I think they call it so because it's light coming from a projector, casting images like on a planetarium or domed IMAX theater. I noticed on the last few flashback sequences of The False Sun:
How? How could mere knowledge command such horror?
He will see for himself.
He walks into the golden gloom, squinting, staring. Dust puffs about his feet, particles blooming in the intrusive brilliance of the sun, then vanishing into the flanking darkness. He peers… notices a different luminance wavering across the interior, more fluid and sultry, webbed as though refracted through waters…
He hears it, a faraway wind, the groan of impossible multitudes–the collective shriek. His lungs become as stone. Horror makes pins of his skin. And he feels it, the burning vaults above, the smoldering glimpses...
Shaeönanra raises his eyes.
Edit: interesting to note, Shaeönanra's flashbacks are in the present tense, similar to Mimara's passages in TAE.
Imagine a parent explaining to a child that what they just saw was only a movie. Now transfer that to someone who has no concept of such things existing or, better yet, a sorcerer, who goes through their life cognizant of their scriptural damnation and now sees no mark on what they are now witnessing.
I like the line that Titirga suggests what the Mangeacca have seen is their goad, not their damnation, because it threatens to turn everything we think we know about the series on its head.
Is damnation merely the prodding stick the Inchoroi use to get sorcerers on their side? They created the Tusk and chose which traditions to collect, meaning they chose to include the scriptural damnation of sorcerers, despite there being Shamans in that age. Sorcery was what caused them to lose their wars with the Nonmen, it makes sense to nullify that advantage by bringing them to their side.
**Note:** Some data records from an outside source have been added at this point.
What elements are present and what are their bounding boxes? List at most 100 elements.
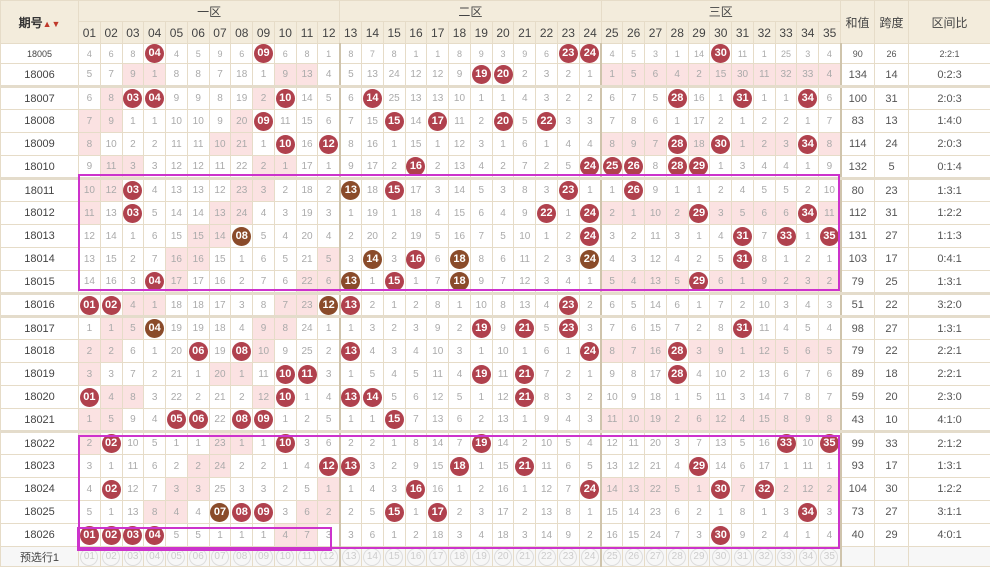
- winning-number-ball: 23: [556, 292, 580, 317]
- miss-count-cell: 10: [600, 385, 624, 409]
- picker-number-toggle[interactable]: 30: [711, 547, 730, 566]
- picker-number-toggle[interactable]: 22: [537, 547, 556, 566]
- picker-number-toggle[interactable]: 11: [298, 547, 317, 566]
- miss-count-cell: 6: [99, 43, 123, 64]
- sum-cell: 104: [839, 477, 876, 501]
- miss-count-cell: 2: [578, 385, 602, 409]
- picker-number-toggle[interactable]: 01: [80, 547, 99, 566]
- miss-count-cell: 7: [535, 362, 558, 386]
- winning-number-ball: 19: [469, 430, 493, 455]
- picker-number-toggle[interactable]: 14: [363, 547, 382, 566]
- ball-icon: 16: [406, 479, 426, 499]
- number-col-header: 25: [600, 21, 624, 44]
- miss-count-cell: 1: [665, 177, 689, 202]
- miss-count-cell: 15: [165, 224, 188, 248]
- period-id: 18023: [0, 454, 79, 478]
- draw-row: 18016 01 02 4 1 18 18 17 3 8 7 23 12 13 2 1 2 8 1 10 8 13 4 23 2…: [0, 292, 990, 317]
- miss-count-cell: 3: [578, 109, 602, 133]
- miss-count-cell: 2: [121, 247, 145, 271]
- miss-count-cell: 1: [709, 500, 733, 524]
- picker-cell: 08: [230, 546, 254, 567]
- miss-count-cell: 5: [731, 430, 754, 455]
- picker-number-toggle[interactable]: 19: [472, 547, 491, 566]
- miss-count-cell: 4: [600, 247, 624, 271]
- miss-count-cell: 12: [165, 155, 188, 179]
- picker-number-toggle[interactable]: 20: [494, 547, 512, 566]
- picker-number-toggle[interactable]: 34: [798, 547, 817, 566]
- picker-number-toggle[interactable]: 31: [733, 547, 752, 566]
- miss-count-cell: 10: [165, 109, 188, 133]
- picker-number-toggle[interactable]: 32: [755, 547, 774, 566]
- picker-number-toggle[interactable]: 12: [319, 547, 338, 566]
- miss-count-cell: 4: [818, 43, 842, 64]
- picker-number-toggle[interactable]: 33: [777, 547, 796, 566]
- picker-number-toggle[interactable]: 17: [428, 547, 447, 566]
- winning-number-ball: 34: [796, 500, 820, 524]
- winning-number-ball: 24: [578, 247, 602, 271]
- miss-count-cell: 2: [752, 109, 776, 133]
- picker-cell: 13: [338, 546, 363, 567]
- miss-count-cell: 4: [469, 523, 493, 547]
- picker-number-toggle[interactable]: 06: [189, 547, 208, 566]
- period-id: 18024: [0, 477, 79, 501]
- miss-count-cell: 13: [99, 201, 123, 225]
- picker-number-toggle[interactable]: 26: [624, 547, 643, 566]
- picker-number-toggle[interactable]: 24: [580, 547, 599, 566]
- miss-count-cell: 13: [752, 362, 776, 386]
- miss-count-cell: 6: [774, 362, 798, 386]
- miss-count-cell: 4: [143, 408, 167, 432]
- miss-count-cell: 6: [448, 408, 471, 432]
- miss-count-cell: 6: [230, 43, 254, 64]
- winning-number-ball: 04: [143, 270, 167, 294]
- picker-number-toggle[interactable]: 10: [276, 547, 295, 566]
- period-header-sortable[interactable]: 期号▲▼: [0, 0, 79, 44]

Also consider the Nonmen. I can't recall any mention of them fighting to forestall their damnation, despite being just as damned as sorcerers. It reinforces that this is just what the Inchoroi are telling men to get them on their side.
I think I was asked once, then what could the Inchoroi be doing all this for? And I look to Crash Space - they're bored. For a being whose likely lived thousands of years with no scruples
before landing on Earwa, battling sorcerers and chariots in the sky is the only thing that could bring excitement at that point. I know the dragon at the end of WLW suggested it's true - they're reducing populations to 144,000 to avoid damnation but we also know he is fucking with Achamian.
I think it would go well with the themes certainty and damnation if all this were the case and would be interesting if the this whole time, the faithful of the Three Seas were working to seal the doom of mankind and the Fanim were right.